October 15, 2023: A Reflection for the 28th Sunday in Ordinary Time, Year A

Matthew 22:1-14

My friend, how is it you came in here without a wedding garment? (Mt 22:11b)

We’ve all been invited to celebrations and parties and one of the first questions we need to resolve when we receive the invitation is, ‘What do I wear?’ Is it formal or casual or costume?

Today’s parable is about a wedding feast – the wedding of God to humankind in the person of Jesus. And the wedding garment to be worn to the celebration of the Kingdom of God is the garment of mercy.

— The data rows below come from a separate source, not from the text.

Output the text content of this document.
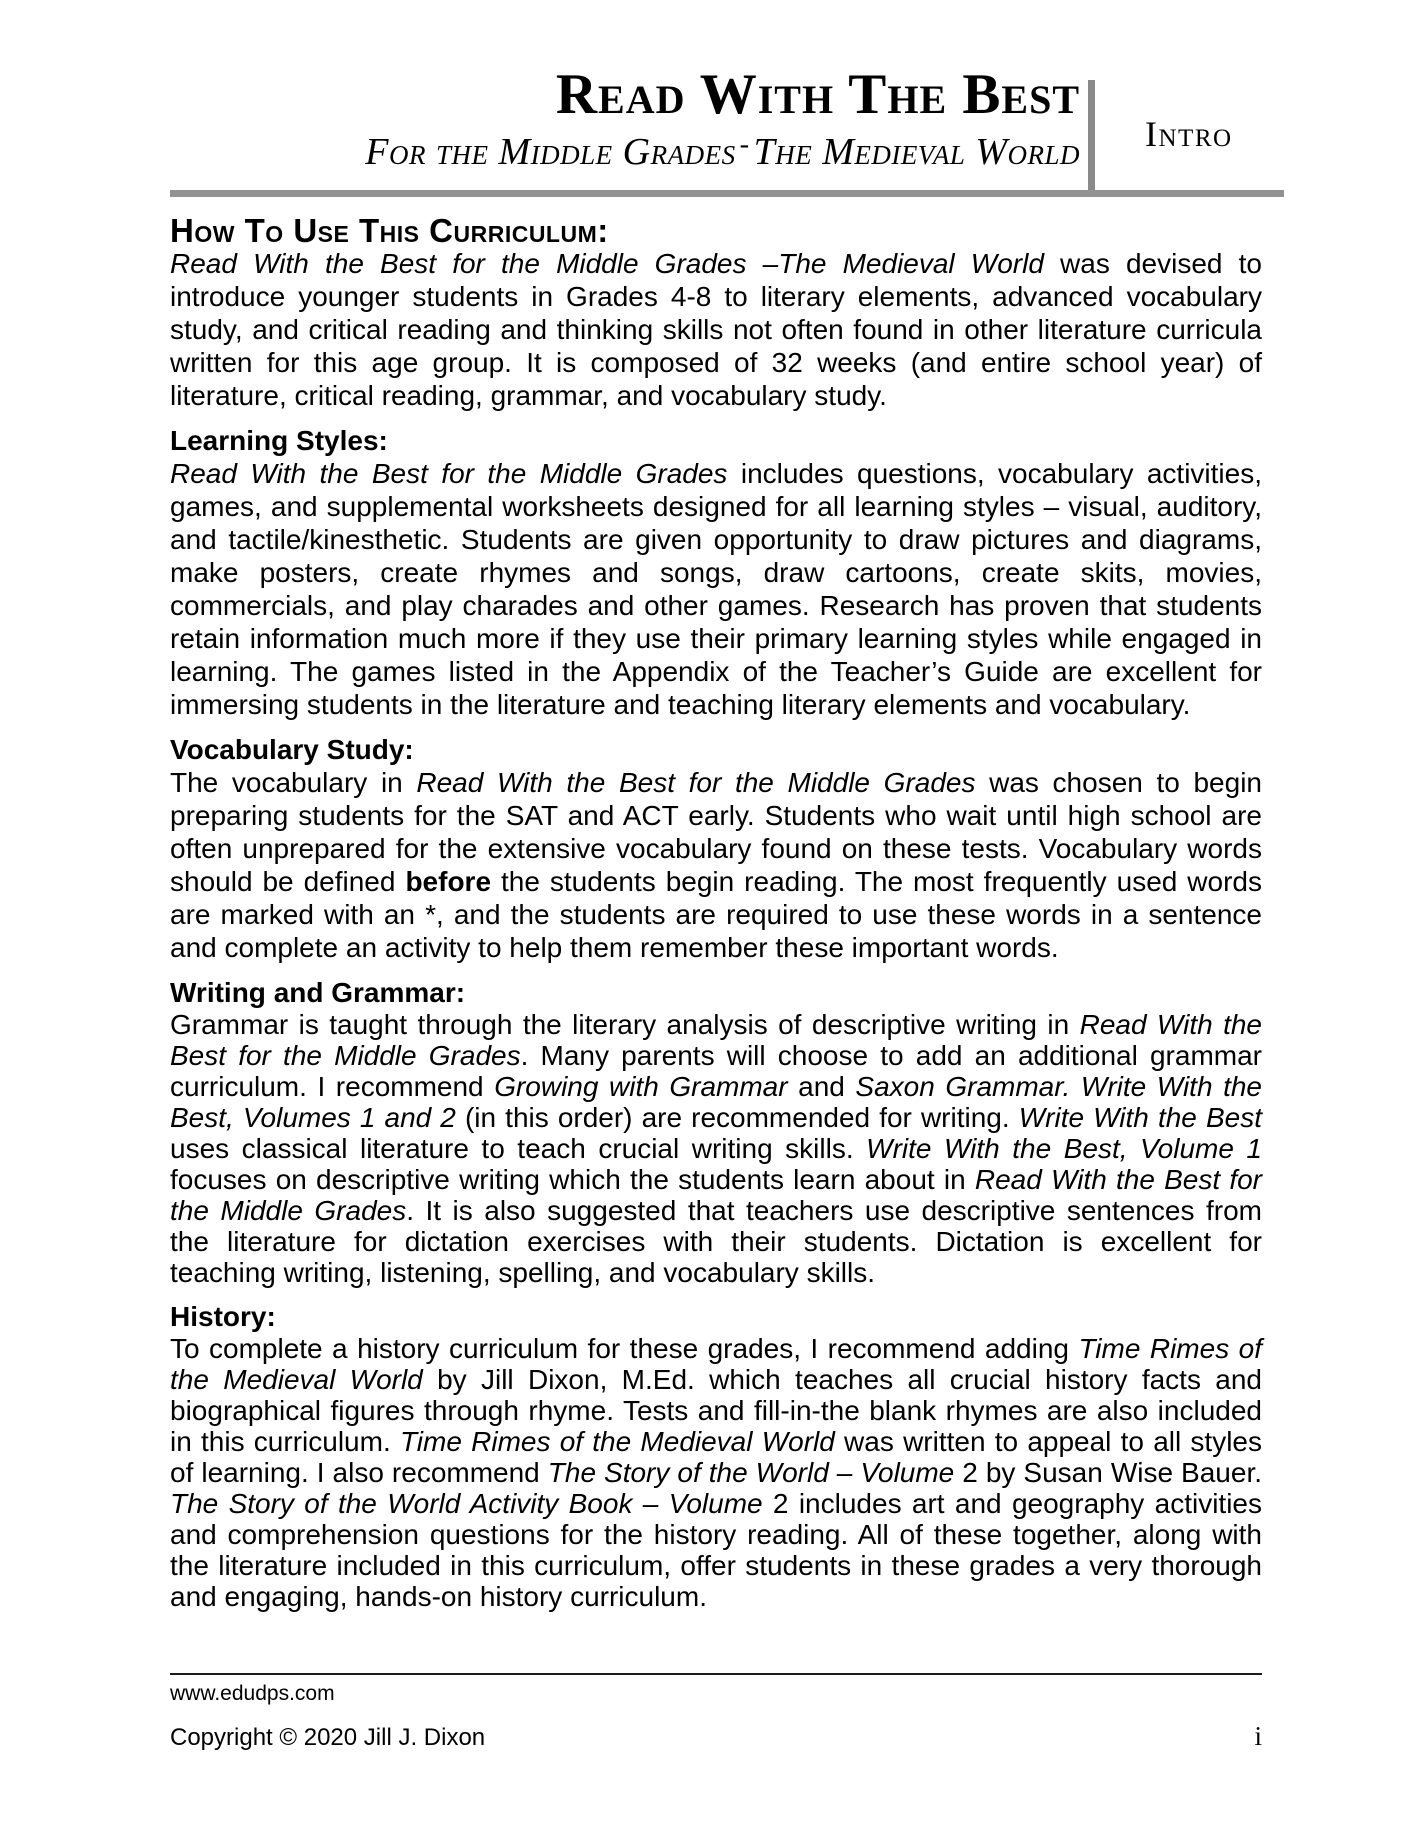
Read With The Best
For the Middle Grades - The Medieval World Intro
How To Use This Curriculum:
Read With the Best for the Middle Grades –The Medieval World was devised to introduce younger students in Grades 4-8 to literary elements, advanced vocabulary study, and critical reading and thinking skills not often found in other literature curricula written for this age group. It is composed of 32 weeks (and entire school year) of literature, critical reading, grammar, and vocabulary study.
Learning Styles:
Read With the Best for the Middle Grades includes questions, vocabulary activities, games, and supplemental worksheets designed for all learning styles – visual, auditory, and tactile/kinesthetic. Students are given opportunity to draw pictures and diagrams, make posters, create rhymes and songs, draw cartoons, create skits, movies, commercials, and play charades and other games. Research has proven that students retain information much more if they use their primary learning styles while engaged in learning. The games listed in the Appendix of the Teacher’s Guide are excellent for immersing students in the literature and teaching literary elements and vocabulary.
Vocabulary Study:
The vocabulary in Read With the Best for the Middle Grades was chosen to begin preparing students for the SAT and ACT early. Students who wait until high school are often unprepared for the extensive vocabulary found on these tests. Vocabulary words should be defined before the students begin reading. The most frequently used words are marked with an *, and the students are required to use these words in a sentence and complete an activity to help them remember these important words.
Writing and Grammar:
Grammar is taught through the literary analysis of descriptive writing in Read With the Best for the Middle Grades. Many parents will choose to add an additional grammar curriculum. I recommend Growing with Grammar and Saxon Grammar. Write With the Best, Volumes 1 and 2 (in this order) are recommended for writing. Write With the Best uses classical literature to teach crucial writing skills. Write With the Best, Volume 1 focuses on descriptive writing which the students learn about in Read With the Best for the Middle Grades. It is also suggested that teachers use descriptive sentences from the literature for dictation exercises with their students. Dictation is excellent for teaching writing, listening, spelling, and vocabulary skills.
History:
To complete a history curriculum for these grades, I recommend adding Time Rimes of the Medieval World by Jill Dixon, M.Ed. which teaches all crucial history facts and biographical figures through rhyme. Tests and fill-in-the blank rhymes are also included in this curriculum. Time Rimes of the Medieval World was written to appeal to all styles of learning. I also recommend The Story of the World – Volume 2 by Susan Wise Bauer. The Story of the World Activity Book – Volume 2 includes art and geography activities and comprehension questions for the history reading. All of these together, along with the literature included in this curriculum, offer students in these grades a very thorough and engaging, hands-on history curriculum.
www.edudps.com
Copyright © 2020 Jill J. Dixon	i
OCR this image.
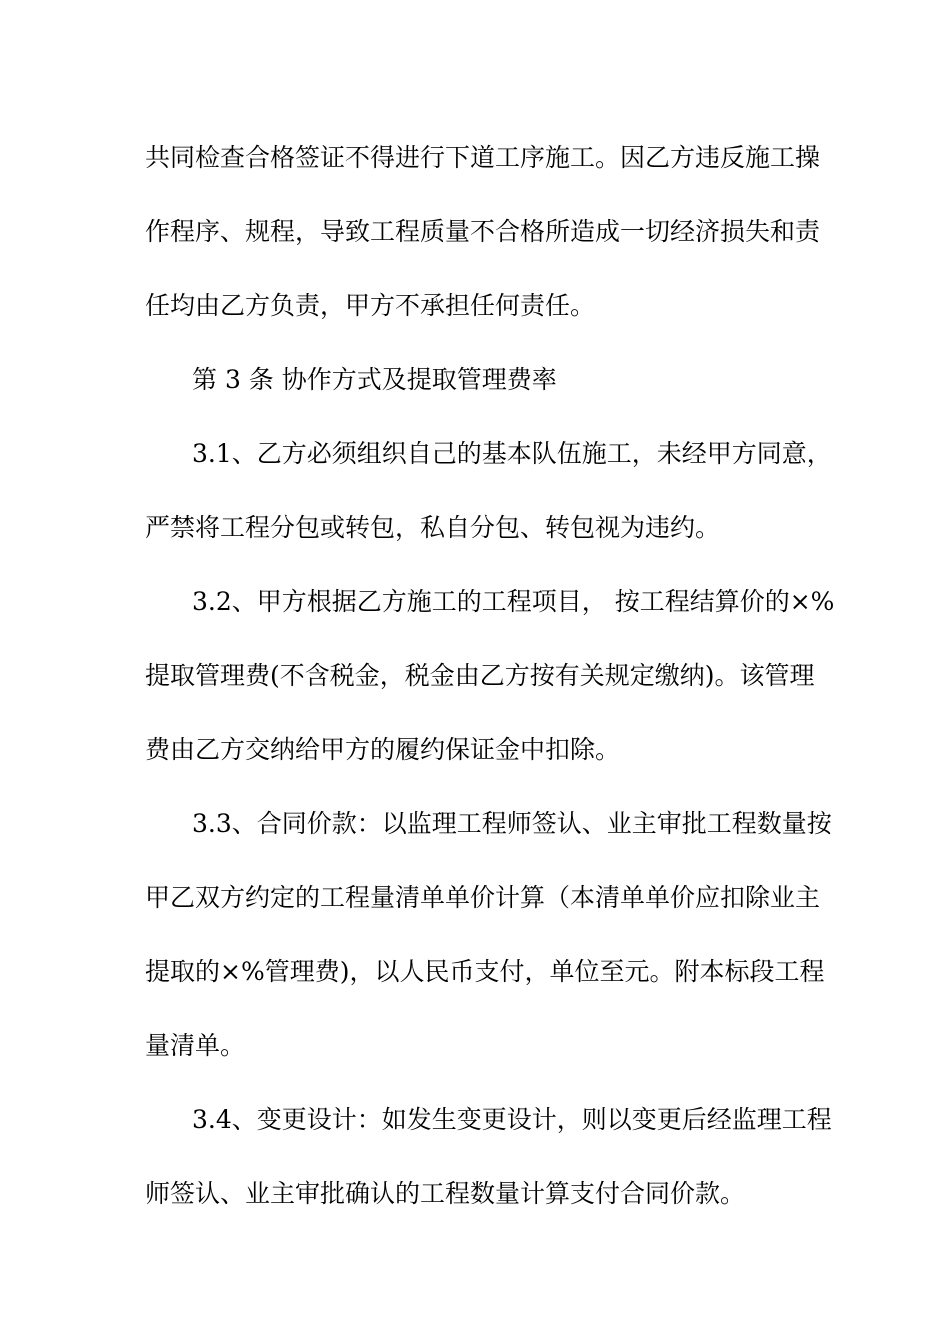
共同检查合格签证不得进行下道工序施工。因乙方违反施工操
作程序、规程，导致工程质量不合格所造成一切经济损失和责
任均由乙方负责，甲方不承担任何责任。
第 3 条 协作方式及提取管理费率
3.1、乙方必须组织自己的基本队伍施工，未经甲方同意，
严禁将工程分包或转包，私自分包、转包视为违约。
3.2、甲方根据乙方施工的工程项目， 按工程结算价的×%
提取管理费(不含税金，税金由乙方按有关规定缴纳)。该管理
费由乙方交纳给甲方的履约保证金中扣除。
3.3、合同价款：以监理工程师签认、业主审批工程数量按
甲乙双方约定的工程量清单单价计算（本清单单价应扣除业主
提取的×%管理费)，以人民币支付，单位至元。附本标段工程
量清单。
3.4、变更设计：如发生变更设计，则以变更后经监理工程
师签认、业主审批确认的工程数量计算支付合同价款。
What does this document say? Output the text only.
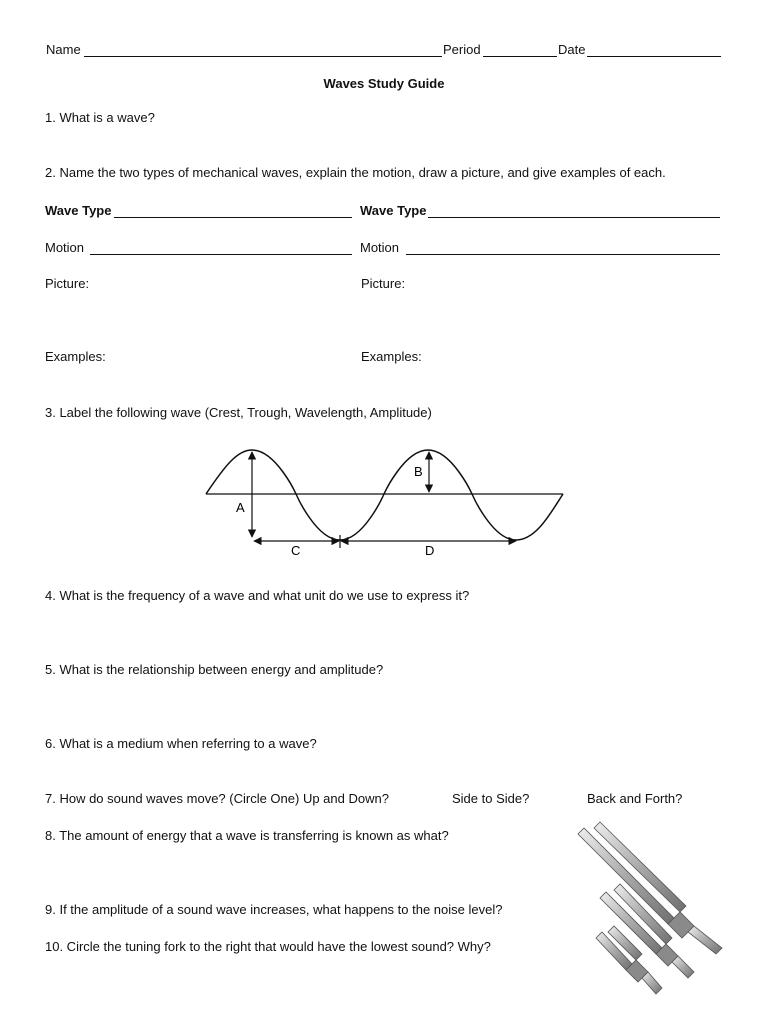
Name	Period	Date
Waves Study Guide
1. What is a wave?
2. Name the two types of mechanical waves, explain the motion, draw a picture, and give examples of each.
Wave Type	Wave Type
Motion	Motion
Picture:	Picture:
Examples:	Examples:
3. Label the following wave (Crest, Trough, Wavelength, Amplitude)
A
B
C	D
4. What is the frequency of a wave and what unit do we use to express it?
5. What is the relationship between energy and amplitude?
6. What is a medium when referring to a wave?
7. How do sound waves move? (Circle One) Up and Down?	Side to Side?	Back and Forth?
8. The amount of energy that a wave is transferring is known as what?
9. If the amplitude of a sound wave increases, what happens to the noise level?
10. Circle the tuning fork to the right that would have the lowest sound? Why?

The Father sent forth his Son and clothed him in our human flesh. Jesus transformed our humanity by mercy INTO mercy. The garment of our flesh is mercy: God’s mercy toward us, which wraps us ‘round in all-embracing acceptance and delight in us and a love that will never waver in its constancy.

We are clothed in mercy, a mercy we do not have to earn, a mercy which asks only that we receive it and pass it on to one another. That we let God’s tender mercy transform us and become our wedding garment to wear in the Kingdom of God.

People will know we are Christians by our love, by our sharing with one another the mercy we have experienced from God. It is our garment of mercy that makes us identifiable as followers of Jesus.

The love, kindness, patience and goodness into which we allow God to transform us is the garment in which we walk our earthly journey as children of a Father who sent his Son in human flesh so that we may know the love from which we have come and share it.

As Shakespeare wrote in The Merchant of Venice, “The quality of mercy is not strained. It droppeth as the gentle rain from heaven upon the place beneath. It is twice blest: It blesseth him that gives and him that takes.” May the gentle rain of mercy fall upon each of us and may we in turn be that mercy to one another.

Father of mercy, clothe us in mercy as we live each day in your kingdom and transform our world so much in need.